В тот день, когда принц Генрих покидал гостеприимную землю России, в далекой Демотике Алексей Михайлович Обресков сидел в светлице домика, который делил с Левашовым. За окном, выходившим на унылую крепостную стену, опускались промозглые зимние сумерки. Ветер, усилившийся к вечеру, пригоршнями бросал в стекло капли дождя.
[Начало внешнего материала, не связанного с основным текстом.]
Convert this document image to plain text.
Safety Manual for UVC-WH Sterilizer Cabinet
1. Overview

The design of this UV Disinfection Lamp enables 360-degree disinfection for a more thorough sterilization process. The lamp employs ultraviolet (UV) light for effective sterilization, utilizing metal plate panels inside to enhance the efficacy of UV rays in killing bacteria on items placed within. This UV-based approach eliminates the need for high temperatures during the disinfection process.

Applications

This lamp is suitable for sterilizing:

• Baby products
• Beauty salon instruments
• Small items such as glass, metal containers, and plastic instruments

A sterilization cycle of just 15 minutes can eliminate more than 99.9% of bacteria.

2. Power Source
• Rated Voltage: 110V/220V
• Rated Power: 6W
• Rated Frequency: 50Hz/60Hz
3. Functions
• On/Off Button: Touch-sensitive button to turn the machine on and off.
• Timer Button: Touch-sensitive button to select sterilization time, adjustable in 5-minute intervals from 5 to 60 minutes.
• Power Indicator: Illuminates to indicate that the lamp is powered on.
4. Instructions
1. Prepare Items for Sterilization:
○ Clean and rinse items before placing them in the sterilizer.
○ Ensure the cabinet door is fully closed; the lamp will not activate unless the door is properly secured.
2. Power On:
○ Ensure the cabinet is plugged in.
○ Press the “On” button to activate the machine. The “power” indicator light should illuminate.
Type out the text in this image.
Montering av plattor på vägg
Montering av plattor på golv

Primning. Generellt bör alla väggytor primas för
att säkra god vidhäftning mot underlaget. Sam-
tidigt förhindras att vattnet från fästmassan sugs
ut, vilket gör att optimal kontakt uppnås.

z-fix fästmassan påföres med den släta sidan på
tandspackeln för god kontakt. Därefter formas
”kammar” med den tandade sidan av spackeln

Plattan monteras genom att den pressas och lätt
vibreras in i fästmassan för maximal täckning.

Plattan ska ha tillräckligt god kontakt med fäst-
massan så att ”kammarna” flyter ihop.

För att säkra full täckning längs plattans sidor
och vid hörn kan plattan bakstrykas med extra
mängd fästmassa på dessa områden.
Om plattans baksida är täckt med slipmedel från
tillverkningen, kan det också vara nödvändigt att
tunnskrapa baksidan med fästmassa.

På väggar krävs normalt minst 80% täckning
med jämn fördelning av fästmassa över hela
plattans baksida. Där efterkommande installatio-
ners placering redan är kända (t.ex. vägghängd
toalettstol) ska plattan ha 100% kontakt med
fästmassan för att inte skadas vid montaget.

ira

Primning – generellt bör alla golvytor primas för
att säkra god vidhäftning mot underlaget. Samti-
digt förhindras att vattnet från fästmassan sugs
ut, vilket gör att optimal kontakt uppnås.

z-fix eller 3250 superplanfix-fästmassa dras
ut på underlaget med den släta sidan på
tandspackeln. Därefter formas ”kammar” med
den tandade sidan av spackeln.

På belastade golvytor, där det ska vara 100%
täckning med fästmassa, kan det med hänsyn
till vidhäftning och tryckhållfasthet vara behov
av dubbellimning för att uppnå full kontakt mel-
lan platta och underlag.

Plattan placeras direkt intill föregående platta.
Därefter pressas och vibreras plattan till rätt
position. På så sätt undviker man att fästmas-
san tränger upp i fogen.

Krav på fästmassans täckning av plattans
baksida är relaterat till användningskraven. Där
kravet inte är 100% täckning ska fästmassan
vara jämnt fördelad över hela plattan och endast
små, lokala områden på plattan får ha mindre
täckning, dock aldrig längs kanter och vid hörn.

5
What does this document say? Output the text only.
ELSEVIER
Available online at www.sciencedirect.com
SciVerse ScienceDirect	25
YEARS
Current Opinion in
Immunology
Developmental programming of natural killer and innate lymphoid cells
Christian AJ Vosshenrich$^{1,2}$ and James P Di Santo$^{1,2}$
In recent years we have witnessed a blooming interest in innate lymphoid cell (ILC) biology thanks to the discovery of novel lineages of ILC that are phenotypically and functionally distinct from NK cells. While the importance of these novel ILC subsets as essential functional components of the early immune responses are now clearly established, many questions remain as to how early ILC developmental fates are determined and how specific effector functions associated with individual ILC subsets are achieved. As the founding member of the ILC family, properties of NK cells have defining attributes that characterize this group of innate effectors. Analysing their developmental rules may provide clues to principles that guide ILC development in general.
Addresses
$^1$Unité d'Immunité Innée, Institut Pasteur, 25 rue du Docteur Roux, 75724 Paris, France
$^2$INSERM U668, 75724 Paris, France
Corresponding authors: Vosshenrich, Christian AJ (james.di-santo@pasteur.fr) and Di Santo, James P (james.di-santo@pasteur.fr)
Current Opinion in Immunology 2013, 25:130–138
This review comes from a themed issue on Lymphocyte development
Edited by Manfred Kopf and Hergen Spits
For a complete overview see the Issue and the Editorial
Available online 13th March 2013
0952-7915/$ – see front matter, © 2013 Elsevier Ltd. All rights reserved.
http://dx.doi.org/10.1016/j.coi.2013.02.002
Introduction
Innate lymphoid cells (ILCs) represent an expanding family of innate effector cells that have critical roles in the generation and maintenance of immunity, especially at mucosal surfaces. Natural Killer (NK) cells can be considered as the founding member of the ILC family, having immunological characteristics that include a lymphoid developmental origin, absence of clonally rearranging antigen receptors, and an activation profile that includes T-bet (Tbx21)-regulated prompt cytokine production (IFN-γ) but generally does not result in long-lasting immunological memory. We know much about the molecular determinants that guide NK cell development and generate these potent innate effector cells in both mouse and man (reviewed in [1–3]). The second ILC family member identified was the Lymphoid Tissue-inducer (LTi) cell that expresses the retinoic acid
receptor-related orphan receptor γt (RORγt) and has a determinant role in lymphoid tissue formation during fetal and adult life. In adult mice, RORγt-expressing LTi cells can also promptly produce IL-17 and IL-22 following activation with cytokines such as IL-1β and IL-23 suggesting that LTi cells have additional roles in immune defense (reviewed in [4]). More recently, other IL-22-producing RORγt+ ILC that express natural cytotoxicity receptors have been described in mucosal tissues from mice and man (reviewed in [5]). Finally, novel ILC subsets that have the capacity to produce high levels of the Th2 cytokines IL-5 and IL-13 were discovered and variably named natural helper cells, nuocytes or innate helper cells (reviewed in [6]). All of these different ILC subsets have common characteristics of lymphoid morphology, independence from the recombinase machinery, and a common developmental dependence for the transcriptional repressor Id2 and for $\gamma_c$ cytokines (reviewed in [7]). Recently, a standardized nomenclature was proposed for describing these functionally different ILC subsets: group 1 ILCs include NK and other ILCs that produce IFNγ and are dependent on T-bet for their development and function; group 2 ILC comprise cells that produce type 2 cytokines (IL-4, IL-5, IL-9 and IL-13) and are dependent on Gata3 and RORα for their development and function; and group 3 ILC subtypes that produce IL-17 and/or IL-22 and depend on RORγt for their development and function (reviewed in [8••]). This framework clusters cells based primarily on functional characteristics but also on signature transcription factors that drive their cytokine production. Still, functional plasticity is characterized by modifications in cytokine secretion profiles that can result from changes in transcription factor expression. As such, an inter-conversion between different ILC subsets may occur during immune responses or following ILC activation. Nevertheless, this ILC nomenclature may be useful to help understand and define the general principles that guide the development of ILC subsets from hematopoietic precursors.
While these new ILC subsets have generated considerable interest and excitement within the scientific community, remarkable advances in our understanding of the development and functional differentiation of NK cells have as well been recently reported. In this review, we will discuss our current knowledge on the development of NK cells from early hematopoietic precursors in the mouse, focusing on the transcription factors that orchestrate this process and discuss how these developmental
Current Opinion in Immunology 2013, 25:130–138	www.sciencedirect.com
Обресков и Левашов расположились в креслах у прокопченного камина, в котором жарко потрескивали сосновые поленья, объятые желто-оранжевыми языками пламени. В комнате было тепло, но Алексей Михайлович кутался в подбитый мехом кафтан. Тяготы и лишения двух с половиной лет жизни в турецком плену пагубно отразились на его здоровье. Лицо его еще более обрюзгло, приобрело нездоровый землистый оттенок, под глазами залегли темные тени — следствие бессонных ночей. Одна рука, скрюченная подагрой, недвижно покоилась в шерстяной повязке на груди. Другая, здоровая, держала смятый клочок бумаги, который Обресков поминутно подносил к свече, силясь разобрать текст, написанный корявым почерком переводчика Куруты. То была пересланная Лашкаревым из Константинополя запись беседы реис-эфенди с английским и австрийским послами и прусским посланником, состоявшейся в ночь с 1 на 2 декабря.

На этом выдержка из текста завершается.